CC: Há alguma questão importante a responder que não tenha sido levantada por mim? 

MR: O governo, a burocracia sindical ou o Partido Trabalhista não podem deter a onda de greve no momento, mas estão tentando de maneiras diferentes. E mesmo que a raiva permaneça muito profunda, é preciso construir laços ainda mais profundos entre os sindicatos. Não apenas discussões em nível da TUC, mas em todos os níveis, de forma democrática e transparente, por parte da classe trabalhadora de base, para unir todos os blocos na luta por uma greve geral e desenvolver assim um programa que reúna e organize todos os desempregados e oprimidos para uma batalha organizada contra inflação, a austeridade e os ataques aos nossos direitos de greve e de manifestação.
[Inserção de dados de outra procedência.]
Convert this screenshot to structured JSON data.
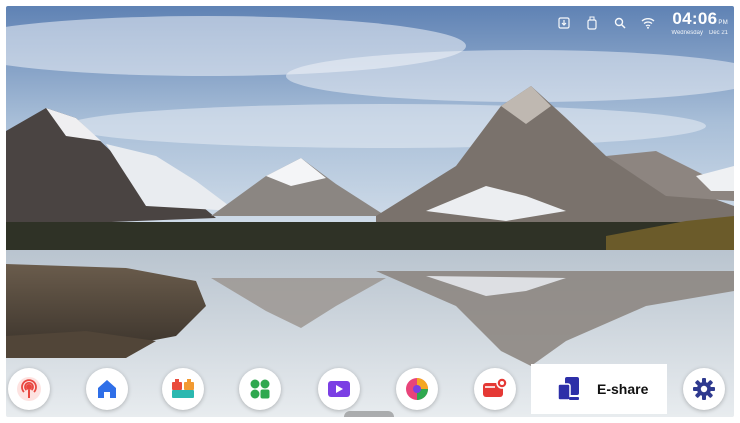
{
  "status_bar": {
    "icons": [
      "input-source-icon",
      "usb-icon",
      "search-icon",
      "wifi-icon"
    ],
    "time": "04:06",
    "ampm": "PM",
    "weekday": "Wednesday",
    "date": "Dec 21"
  },
  "dock": {
    "apps": [
      {
        "name": "broadcast-app",
        "color": "#e9473f"
      },
      {
        "name": "home-app",
        "color": "#2f6fe8"
      },
      {
        "name": "blocks-app",
        "color": "#e94b3c"
      },
      {
        "name": "apps-grid-app",
        "color": "#2fa84f"
      },
      {
        "name": "video-call-app",
        "color": "#7b3fe4"
      },
      {
        "name": "palette-app",
        "color": "#e8447a"
      },
      {
        "name": "recorder-app",
        "color": "#e53935"
      }
    ],
    "eshare": {
      "label": "E-share",
      "color": "#2d2fa8"
    },
    "settings": {
      "color": "#2f3a8f"
    }
  }
}
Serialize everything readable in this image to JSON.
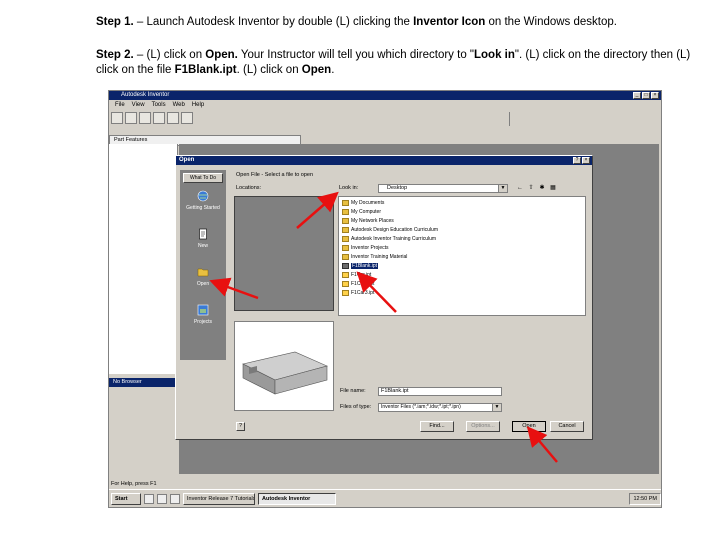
{
  "step1": {
    "label": "Step 1.",
    "text_a": " – Launch Autodesk Inventor by double (L) clicking the ",
    "bold_a": "Inventor Icon",
    "text_b": " on the Windows desktop."
  },
  "step2": {
    "label": "Step 2.",
    "text_a": " – (L) click on ",
    "bold_a": "Open.",
    "text_b": " Your Instructor will tell you which directory to \"",
    "bold_b": "Look in",
    "text_c": "\". (L) click on the directory then (L) click on the file ",
    "bold_c": "F1Blank.ipt",
    "text_d": ". (L) click on ",
    "bold_d": "Open",
    "text_e": "."
  },
  "app": {
    "title": "Autodesk Inventor",
    "menu": [
      "File",
      "View",
      "Tools",
      "Web",
      "Help"
    ],
    "panel_bar": "Part Features",
    "browser_bar": "No Browser",
    "status": "For Help, press F1"
  },
  "taskbar": {
    "start": "Start",
    "tasks": [
      "Inventor Release 7 Tutorials",
      "Autodesk Inventor"
    ],
    "time": "12:50 PM"
  },
  "dialog": {
    "title": "Open",
    "what_to_do": "What To Do",
    "places": [
      "Getting Started",
      "New",
      "Open",
      "Projects"
    ],
    "tab_header": "Open File - Select a file to open",
    "locations_label": "Locations:",
    "look_in_label": "Look in:",
    "look_in_value": "Desktop",
    "files": [
      {
        "name": "My Documents",
        "kind": "folder"
      },
      {
        "name": "My Computer",
        "kind": "folder"
      },
      {
        "name": "My Network Places",
        "kind": "folder"
      },
      {
        "name": "Autodesk Design Education Curriculum",
        "kind": "folder"
      },
      {
        "name": "Autodesk Inventor Training Curriculum",
        "kind": "folder"
      },
      {
        "name": "Inventor Projects",
        "kind": "folder"
      },
      {
        "name": "Inventor Training Material",
        "kind": "folder"
      },
      {
        "name": "F1Blank.ipt",
        "kind": "ipt",
        "selected": true
      },
      {
        "name": "F1Car.ipt",
        "kind": "doc"
      },
      {
        "name": "F1Car2.ipt",
        "kind": "doc"
      },
      {
        "name": "F1Car3.ipt",
        "kind": "doc"
      }
    ],
    "file_name_label": "File name:",
    "file_name_value": "F1Blank.ipt",
    "file_type_label": "Files of type:",
    "file_type_value": "Inventor Files (*.iam;*.idw;*.ipt;*.ipn)",
    "help": "?",
    "find": "Find...",
    "options": "Options...",
    "open": "Open",
    "cancel": "Cancel"
  },
  "colors": {
    "title_bar": "#0a246a",
    "window_face": "#d4d0c8",
    "arrow": "#e81010"
  }
}
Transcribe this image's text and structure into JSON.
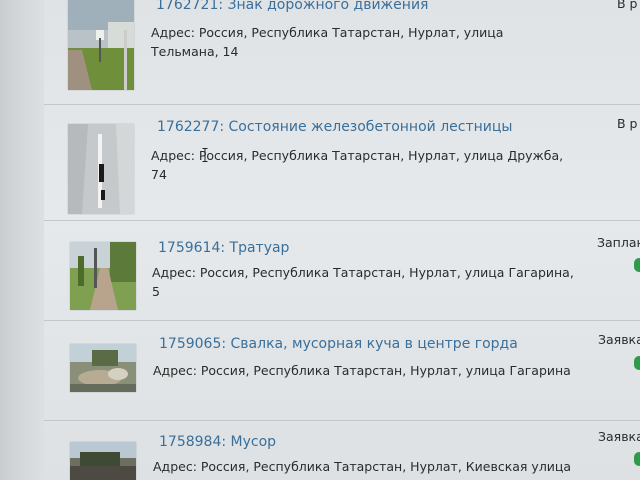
{
  "items": [
    {
      "title": "1762721: Знак дорожного движения",
      "address_line1": "Адрес: Россия, Республика Татарстан, Нурлат, улица",
      "address_line2": "Тельмана, 14",
      "status": "В р"
    },
    {
      "title": "1762277: Состояние железобетонной лестницы",
      "address_line1": "Адрес: Россия, Республика Татарстан, Нурлат, улица Дружба,",
      "address_line2": "74",
      "status": "В р"
    },
    {
      "title": "1759614: Тратуар",
      "address_line1": "Адрес: Россия, Республика Татарстан, Нурлат, улица Гагарина,",
      "address_line2": "5",
      "status": "Заплан"
    },
    {
      "title": "1759065: Свалка, мусорная куча в центре горда",
      "address_line1": "Адрес: Россия, Республика Татарстан, Нурлат, улица Гагарина",
      "address_line2": "",
      "status": "Заявка"
    },
    {
      "title": "1758984: Мусор",
      "address_line1": "Адрес: Россия, Республика Татарстан, Нурлат, Киевская улица",
      "address_line2": "",
      "status": "Заявка"
    }
  ],
  "colors": {
    "link": "#3a6f9a",
    "text": "#2b2b2b",
    "status_dot": "#2f9b4a",
    "background": "#e4e7e9"
  },
  "icons": {
    "status_indicator": "green-dot-icon"
  }
}
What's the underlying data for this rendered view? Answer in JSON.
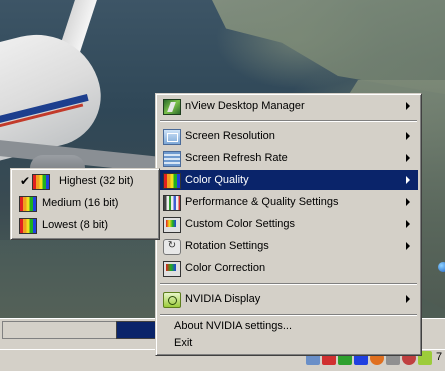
{
  "main_menu": {
    "items": [
      {
        "label": "nView Desktop Manager",
        "icon": "nview-icon",
        "submenu": true
      },
      {
        "label": "Screen Resolution",
        "icon": "screen-resolution-icon",
        "submenu": true
      },
      {
        "label": "Screen Refresh Rate",
        "icon": "refresh-rate-icon",
        "submenu": true
      },
      {
        "label": "Color Quality",
        "icon": "color-quality-icon",
        "submenu": true,
        "highlighted": true
      },
      {
        "label": "Performance & Quality Settings",
        "icon": "performance-icon",
        "submenu": true
      },
      {
        "label": "Custom Color Settings",
        "icon": "custom-color-icon",
        "submenu": true
      },
      {
        "label": "Rotation Settings",
        "icon": "rotation-icon",
        "submenu": true
      },
      {
        "label": "Color Correction",
        "icon": "color-correction-icon",
        "submenu": false
      },
      {
        "label": "NVIDIA Display",
        "icon": "nvidia-display-icon",
        "submenu": true
      },
      {
        "label": "About NVIDIA settings...",
        "icon": "",
        "submenu": false
      },
      {
        "label": "Exit",
        "icon": "",
        "submenu": false
      }
    ]
  },
  "color_submenu": {
    "items": [
      {
        "label": "Highest (32 bit)",
        "checked": true
      },
      {
        "label": "Medium (16 bit)",
        "checked": false
      },
      {
        "label": "Lowest (8 bit)",
        "checked": false
      }
    ]
  },
  "taskbar": {
    "clock_fragment": "7"
  },
  "colors": {
    "menu_bg": "#d4d0c8",
    "highlight": "#0a246a"
  }
}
Por causa de organizações sindicais como a CSP-Conlutas e a Rede Sindical Internacional de Solidariedade e Lutas, muitos sindicatos militantes enviaram mensagens de solidariedade: do Brasil, Argentina, Costa Rica, Chile, Colômbia, França, Alemanha, Itália, Espanha, África do Sul e EUA.

Parte do pano de fundo é o aumento da luta dos trabalhadores na Europa e em outros países do mundo.  Desde setembro, houve sete greves gerais na Europa (França, Bélgica, Itália e Grécia).

É essencial aprofundar as conexões internacionais, a solidariedade e as ações conjuntas da classe trabalhadora. As mensagens enviadas em vídeo ou texto são calorosamente recebidas e criam mais interesse pelo que está acontecendo em outros países. Alguns membros dos grupos de apoio à greve, especialmente no WhatsApp, queriam saber detalhes da recente reunião com a Rede em Paris. A UCULeft convidou um grevista de língua francesa para fazer estas conexões, um trabalhador ferroviário de Londres falou em uma reunião nacional do italiano No Austerity. Grupos sindicalistas alemães fizeram um protesto em frente à embaixada britânica em Berlim, no dia 1º de janeiro, em defesa do “Direito à Greve”.

Queremos aproveitar esta oportunidade para agradecer à CSP-Conlutas, a todos os sindicatos da América Latina e àqueles que, em todo o mundo, enviaram mensagens de solidariedade. Agradecemos e fazemos um chamado aos sindicatos que ainda não enviaram mensagens, para que o façam. De nossa parte, faremos com que elas sejam amplamente distribuídas.

Construamos a coordenação! Construamos uma greve geral para vencer e derrubar o governo!